Zo was Mekorot aanwezig op de door de overheid gesteunde International Water Week afgelopen november, waarbij Vitens desbetreffende samenwerkingsovereenkomst met het bedrijf tekende. Ook werkt Nederland samen met Mekorot in het kader van MEDRC (Middle-East Desalination Research Center), op het gebied van training van Jordaanse en Palestijnse watertechnici.
Vraag 3
Mekorot behoort in technologisch opzicht tot de meest geavanceerde waterbedrijven ter wereld en levert water aan zowel Joden als Palestijnen. Acht u het verbreken van deze samenwerking een gewenst uitvloeisel van uw beleid ten aanzien van de zogenaamde betwiste gebieden in Israël?
Antwoord
Het kabinet ziet de beslissing van Vitens niet als een uitvloeisel van zijn beleid. Het kabinet hecht eraan te benadrukken dat het, conform staand beleid, tegenstander is van boycots van Israëlische bedrijven en instellingen. De afgelopen samenwerkingsfora zijn ook ingegeven door de wens de betrekkingen met beide partijen te verbreden.
Vraag 4
De twee waterbedrijven wilden graag samenwerken op het gebied van onderzoek en innovatie, vooral gericht op informatievoorziening naar de klant. Kunt u uitleggen op welke wijze het verbreken van een dergelijke samenwerking het vredesproces tussen Israël en Palestijnen op enigerlei wijze bevordert?
Antwoord
Het kabinet is op de hoogte van de samenwerkingsovereenkomst tussen Vitens en Mekorot, zie ook het antwoord op vraag 2. Het kabinet is voorstander van projecten die samenwerking tussen Israël en de Palestijnen stimuleren en ondersteunt zelf een aantal van dergelijke projecten, ook in samenwerking met Mekorot.
Vraag 5
Bent u ervan op de hoogte dat Mekorot bovendien betrokken is bij de deze week door de Wereldbank gefaciliteerde historische waterovereenkomst tussen Israël, de Palestijnse Autoriteit en Jordanië? (http://www.jpost.com/Enviro-Tech/Exclusive-Israel-Jordan-PA-to-sign-trilateral-water-swap-sales-agreements-334505).

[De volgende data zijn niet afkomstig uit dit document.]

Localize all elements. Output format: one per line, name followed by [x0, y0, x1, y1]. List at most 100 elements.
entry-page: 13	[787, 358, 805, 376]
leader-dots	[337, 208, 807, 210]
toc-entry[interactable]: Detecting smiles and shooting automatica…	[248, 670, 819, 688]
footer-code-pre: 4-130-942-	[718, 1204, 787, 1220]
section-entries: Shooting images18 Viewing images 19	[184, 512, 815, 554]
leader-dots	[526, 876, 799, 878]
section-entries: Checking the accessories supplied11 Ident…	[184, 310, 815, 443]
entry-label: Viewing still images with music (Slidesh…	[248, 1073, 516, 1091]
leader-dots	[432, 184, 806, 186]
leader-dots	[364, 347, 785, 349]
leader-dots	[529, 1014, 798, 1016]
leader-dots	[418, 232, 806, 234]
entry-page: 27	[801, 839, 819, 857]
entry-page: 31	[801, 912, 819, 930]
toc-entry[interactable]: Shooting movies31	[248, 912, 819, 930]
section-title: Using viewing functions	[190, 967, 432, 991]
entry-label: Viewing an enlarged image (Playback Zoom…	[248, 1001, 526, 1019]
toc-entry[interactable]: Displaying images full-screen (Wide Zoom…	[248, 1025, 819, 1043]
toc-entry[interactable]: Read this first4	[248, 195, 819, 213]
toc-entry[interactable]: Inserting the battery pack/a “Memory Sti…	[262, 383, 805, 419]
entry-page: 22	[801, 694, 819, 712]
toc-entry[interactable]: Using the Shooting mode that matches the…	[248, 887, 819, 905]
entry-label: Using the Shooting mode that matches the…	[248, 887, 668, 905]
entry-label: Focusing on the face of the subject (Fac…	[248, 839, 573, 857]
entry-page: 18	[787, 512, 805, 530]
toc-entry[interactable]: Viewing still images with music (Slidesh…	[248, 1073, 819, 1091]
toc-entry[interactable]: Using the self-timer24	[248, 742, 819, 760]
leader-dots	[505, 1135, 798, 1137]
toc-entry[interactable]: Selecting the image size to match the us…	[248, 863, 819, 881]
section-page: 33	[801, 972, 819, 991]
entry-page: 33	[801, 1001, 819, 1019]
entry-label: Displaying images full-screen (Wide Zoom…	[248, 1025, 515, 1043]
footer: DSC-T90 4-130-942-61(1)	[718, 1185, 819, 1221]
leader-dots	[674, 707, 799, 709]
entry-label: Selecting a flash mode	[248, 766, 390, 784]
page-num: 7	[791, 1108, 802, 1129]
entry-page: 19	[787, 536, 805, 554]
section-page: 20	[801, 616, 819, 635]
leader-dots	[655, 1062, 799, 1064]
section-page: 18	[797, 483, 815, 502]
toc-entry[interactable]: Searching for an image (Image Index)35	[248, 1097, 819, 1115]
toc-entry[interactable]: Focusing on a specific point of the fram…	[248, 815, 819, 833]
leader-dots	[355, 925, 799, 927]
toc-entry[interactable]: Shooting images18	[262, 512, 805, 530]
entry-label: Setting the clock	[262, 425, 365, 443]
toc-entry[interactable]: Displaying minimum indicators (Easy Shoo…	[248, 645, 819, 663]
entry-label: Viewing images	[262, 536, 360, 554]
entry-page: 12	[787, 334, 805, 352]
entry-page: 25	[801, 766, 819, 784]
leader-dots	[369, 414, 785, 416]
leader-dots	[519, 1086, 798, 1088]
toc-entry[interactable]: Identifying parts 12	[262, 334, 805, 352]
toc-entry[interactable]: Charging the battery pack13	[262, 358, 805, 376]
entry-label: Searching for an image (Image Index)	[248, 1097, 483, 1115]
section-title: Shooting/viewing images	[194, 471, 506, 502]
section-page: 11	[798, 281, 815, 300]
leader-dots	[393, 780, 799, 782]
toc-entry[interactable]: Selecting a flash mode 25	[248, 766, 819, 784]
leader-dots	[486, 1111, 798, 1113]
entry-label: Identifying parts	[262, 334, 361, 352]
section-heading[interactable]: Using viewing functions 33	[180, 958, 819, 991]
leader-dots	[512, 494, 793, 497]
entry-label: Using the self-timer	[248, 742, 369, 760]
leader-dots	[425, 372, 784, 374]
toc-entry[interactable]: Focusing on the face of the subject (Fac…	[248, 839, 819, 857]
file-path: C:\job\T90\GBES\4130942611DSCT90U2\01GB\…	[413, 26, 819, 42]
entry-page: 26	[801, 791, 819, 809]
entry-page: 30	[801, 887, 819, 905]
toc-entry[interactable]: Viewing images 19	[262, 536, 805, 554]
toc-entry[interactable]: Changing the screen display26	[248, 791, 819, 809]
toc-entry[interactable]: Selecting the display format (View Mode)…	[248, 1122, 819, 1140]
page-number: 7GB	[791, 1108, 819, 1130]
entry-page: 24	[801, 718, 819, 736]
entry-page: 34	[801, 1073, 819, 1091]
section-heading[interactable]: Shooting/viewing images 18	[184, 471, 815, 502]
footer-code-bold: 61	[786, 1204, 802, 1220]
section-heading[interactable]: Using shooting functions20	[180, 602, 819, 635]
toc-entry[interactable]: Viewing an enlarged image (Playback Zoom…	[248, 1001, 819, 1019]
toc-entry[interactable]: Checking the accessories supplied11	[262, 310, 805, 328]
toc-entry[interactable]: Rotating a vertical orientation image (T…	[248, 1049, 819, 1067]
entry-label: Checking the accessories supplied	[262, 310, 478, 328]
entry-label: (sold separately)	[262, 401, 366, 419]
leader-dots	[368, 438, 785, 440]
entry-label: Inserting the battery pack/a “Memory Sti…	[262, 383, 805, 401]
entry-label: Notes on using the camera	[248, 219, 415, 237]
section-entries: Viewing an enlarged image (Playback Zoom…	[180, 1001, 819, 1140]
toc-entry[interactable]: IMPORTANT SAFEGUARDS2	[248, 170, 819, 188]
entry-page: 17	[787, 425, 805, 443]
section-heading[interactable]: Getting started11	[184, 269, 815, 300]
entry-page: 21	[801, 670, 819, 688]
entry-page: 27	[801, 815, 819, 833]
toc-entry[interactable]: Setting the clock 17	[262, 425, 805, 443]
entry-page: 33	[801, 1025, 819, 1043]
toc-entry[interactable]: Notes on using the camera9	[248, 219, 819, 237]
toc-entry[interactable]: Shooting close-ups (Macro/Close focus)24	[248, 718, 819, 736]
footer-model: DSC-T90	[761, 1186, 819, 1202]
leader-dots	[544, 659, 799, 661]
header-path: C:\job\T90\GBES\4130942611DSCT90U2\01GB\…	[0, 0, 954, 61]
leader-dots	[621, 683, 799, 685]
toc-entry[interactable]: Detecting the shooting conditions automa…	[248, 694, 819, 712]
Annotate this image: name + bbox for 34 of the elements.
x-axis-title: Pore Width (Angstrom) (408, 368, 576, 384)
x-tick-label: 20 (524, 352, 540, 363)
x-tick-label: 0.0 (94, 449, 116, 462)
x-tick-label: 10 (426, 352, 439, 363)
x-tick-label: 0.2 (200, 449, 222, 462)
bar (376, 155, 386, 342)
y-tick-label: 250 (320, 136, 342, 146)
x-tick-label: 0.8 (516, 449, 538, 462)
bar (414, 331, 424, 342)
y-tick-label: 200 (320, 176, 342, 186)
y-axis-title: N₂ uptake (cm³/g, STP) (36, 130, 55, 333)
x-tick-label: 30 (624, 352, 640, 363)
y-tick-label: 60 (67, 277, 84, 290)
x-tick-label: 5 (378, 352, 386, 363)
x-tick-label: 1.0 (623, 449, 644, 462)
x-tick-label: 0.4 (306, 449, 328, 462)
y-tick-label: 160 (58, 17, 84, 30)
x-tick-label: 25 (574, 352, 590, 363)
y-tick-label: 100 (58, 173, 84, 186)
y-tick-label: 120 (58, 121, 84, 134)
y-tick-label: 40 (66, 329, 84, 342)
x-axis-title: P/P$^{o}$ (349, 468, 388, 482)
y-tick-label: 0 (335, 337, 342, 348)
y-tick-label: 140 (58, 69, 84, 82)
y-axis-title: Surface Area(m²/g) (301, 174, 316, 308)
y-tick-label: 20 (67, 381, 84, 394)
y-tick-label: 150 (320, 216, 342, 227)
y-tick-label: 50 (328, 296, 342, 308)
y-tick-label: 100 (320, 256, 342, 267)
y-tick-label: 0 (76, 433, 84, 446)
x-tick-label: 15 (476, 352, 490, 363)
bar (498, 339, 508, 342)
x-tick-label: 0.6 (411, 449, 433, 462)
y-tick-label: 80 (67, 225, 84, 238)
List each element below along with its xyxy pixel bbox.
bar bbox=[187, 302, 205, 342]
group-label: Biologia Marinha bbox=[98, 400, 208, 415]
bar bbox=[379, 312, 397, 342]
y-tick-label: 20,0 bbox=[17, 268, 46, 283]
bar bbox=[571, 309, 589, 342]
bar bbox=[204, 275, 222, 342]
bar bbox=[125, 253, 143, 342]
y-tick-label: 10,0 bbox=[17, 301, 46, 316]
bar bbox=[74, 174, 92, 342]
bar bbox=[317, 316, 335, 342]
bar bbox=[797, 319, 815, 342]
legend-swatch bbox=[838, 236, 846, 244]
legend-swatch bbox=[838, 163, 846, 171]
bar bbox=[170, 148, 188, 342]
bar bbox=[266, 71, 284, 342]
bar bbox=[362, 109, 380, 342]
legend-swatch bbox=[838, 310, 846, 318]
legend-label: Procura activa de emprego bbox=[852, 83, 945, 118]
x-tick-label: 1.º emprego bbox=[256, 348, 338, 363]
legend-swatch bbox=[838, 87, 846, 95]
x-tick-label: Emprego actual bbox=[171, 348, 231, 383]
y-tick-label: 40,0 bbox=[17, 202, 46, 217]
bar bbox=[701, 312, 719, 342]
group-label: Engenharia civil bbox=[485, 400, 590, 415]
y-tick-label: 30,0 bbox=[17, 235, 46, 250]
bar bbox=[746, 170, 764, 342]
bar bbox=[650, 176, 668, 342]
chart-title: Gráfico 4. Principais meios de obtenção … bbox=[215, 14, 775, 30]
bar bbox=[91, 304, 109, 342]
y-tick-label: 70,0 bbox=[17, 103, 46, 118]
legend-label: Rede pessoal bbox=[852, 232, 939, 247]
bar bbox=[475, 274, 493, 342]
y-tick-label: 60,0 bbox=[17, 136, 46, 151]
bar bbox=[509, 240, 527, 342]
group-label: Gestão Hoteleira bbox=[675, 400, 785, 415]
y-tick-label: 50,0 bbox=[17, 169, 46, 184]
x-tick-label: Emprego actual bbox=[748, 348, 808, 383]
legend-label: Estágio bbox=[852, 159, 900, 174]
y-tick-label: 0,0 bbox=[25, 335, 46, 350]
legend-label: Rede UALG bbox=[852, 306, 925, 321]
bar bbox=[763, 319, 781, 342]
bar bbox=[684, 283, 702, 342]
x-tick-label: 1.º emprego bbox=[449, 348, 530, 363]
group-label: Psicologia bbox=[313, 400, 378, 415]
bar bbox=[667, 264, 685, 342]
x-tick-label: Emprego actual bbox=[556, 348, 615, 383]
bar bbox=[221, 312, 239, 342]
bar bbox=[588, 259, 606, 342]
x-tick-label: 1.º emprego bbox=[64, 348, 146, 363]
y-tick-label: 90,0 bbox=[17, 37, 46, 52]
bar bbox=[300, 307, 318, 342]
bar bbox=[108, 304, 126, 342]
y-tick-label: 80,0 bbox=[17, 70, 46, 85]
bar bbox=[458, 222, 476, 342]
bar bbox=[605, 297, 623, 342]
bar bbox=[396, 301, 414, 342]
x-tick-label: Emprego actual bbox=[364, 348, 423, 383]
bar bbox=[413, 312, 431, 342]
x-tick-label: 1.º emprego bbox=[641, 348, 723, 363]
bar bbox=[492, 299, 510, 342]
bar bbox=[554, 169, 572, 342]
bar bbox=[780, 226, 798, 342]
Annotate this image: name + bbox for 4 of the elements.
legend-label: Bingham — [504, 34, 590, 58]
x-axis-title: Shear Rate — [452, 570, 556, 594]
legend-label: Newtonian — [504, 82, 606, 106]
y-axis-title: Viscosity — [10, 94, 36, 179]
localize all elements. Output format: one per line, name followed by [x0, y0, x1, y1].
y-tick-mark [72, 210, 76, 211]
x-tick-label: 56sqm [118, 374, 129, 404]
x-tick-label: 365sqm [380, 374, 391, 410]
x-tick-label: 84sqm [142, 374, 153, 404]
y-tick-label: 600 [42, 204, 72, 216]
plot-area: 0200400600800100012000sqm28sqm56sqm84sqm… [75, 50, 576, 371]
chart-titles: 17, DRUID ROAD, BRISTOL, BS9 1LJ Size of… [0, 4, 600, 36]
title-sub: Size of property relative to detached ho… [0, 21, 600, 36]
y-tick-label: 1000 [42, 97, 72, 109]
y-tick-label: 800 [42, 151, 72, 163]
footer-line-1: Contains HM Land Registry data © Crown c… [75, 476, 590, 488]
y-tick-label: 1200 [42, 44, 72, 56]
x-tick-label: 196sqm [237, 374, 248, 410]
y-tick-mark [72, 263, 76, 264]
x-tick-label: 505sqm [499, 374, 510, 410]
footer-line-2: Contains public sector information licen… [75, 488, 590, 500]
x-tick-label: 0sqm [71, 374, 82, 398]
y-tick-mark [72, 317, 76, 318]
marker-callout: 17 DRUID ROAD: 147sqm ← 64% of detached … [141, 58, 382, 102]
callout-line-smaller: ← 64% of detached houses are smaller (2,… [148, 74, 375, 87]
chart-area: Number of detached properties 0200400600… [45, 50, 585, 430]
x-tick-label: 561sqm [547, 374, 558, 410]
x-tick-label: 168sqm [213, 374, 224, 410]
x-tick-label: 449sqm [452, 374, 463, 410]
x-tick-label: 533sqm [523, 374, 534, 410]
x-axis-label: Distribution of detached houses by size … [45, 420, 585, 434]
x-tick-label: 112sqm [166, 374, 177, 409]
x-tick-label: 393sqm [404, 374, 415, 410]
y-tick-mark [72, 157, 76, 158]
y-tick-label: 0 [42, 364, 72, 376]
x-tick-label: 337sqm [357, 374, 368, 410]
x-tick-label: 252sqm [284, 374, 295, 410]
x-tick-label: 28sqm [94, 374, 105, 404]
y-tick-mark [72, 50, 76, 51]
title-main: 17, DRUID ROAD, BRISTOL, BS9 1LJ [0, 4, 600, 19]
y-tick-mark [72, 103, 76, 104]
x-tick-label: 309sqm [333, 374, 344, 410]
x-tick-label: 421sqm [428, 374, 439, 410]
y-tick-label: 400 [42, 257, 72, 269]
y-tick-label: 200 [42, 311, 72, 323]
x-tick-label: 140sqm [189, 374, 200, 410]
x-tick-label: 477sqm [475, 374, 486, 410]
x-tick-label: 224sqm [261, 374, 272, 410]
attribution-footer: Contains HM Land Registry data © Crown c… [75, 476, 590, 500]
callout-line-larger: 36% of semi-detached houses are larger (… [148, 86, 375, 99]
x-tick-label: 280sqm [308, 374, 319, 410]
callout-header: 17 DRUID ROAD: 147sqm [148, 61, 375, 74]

Hoe weegt u het gegeven dat de Wereldbank blijkbaar geen problemen ziet in samenwerking met Mekorot?
Antwoord
Ja. Zie ook het antwoord op vraag 2. Nederland is voorstander van dit samenwerkingsverband en heeft in het verleden 1.5 miljoen dollar bijgedragen aan de haalbaarheidsstudie die aan deze overeenkomst voorafging. Ook heeft Nederland technische expertise geleverd aan dit samenwerkingsverband.
Vraag 6
Welke economische schade en verlies aan innovatie lijdt het Nederlandse bedrijfsleven door samenwerking met dergelijke technologisch gerenommeerde bedrijven te frustreren?
Antwoord
Naar de mening van het kabinet is er geen sprake van het frustreren van samenwerking.
Vraag 7
Acht u de terugtrekkende beweging van Vitens in lijn met de inzet van het kabinet om in het kader van de topsector Water de export van kennis en ervaring op watergebied te stimuleren? Bent u bereid in het kader van het topsectorenbeleid Vitens te vragen op haar schreden terug te keren?
Antwoord
Zie het antwoord op vraag 1. Het kabinet is te allen tijde bereid met Vitens of andere bedrijven te spreken over mogelijkheden tot samenwerking op het gebied van water in Israël of in andere landen. Het is echter aan bedrijven zelf om te bepalen met wie zij economische relaties onderhouden.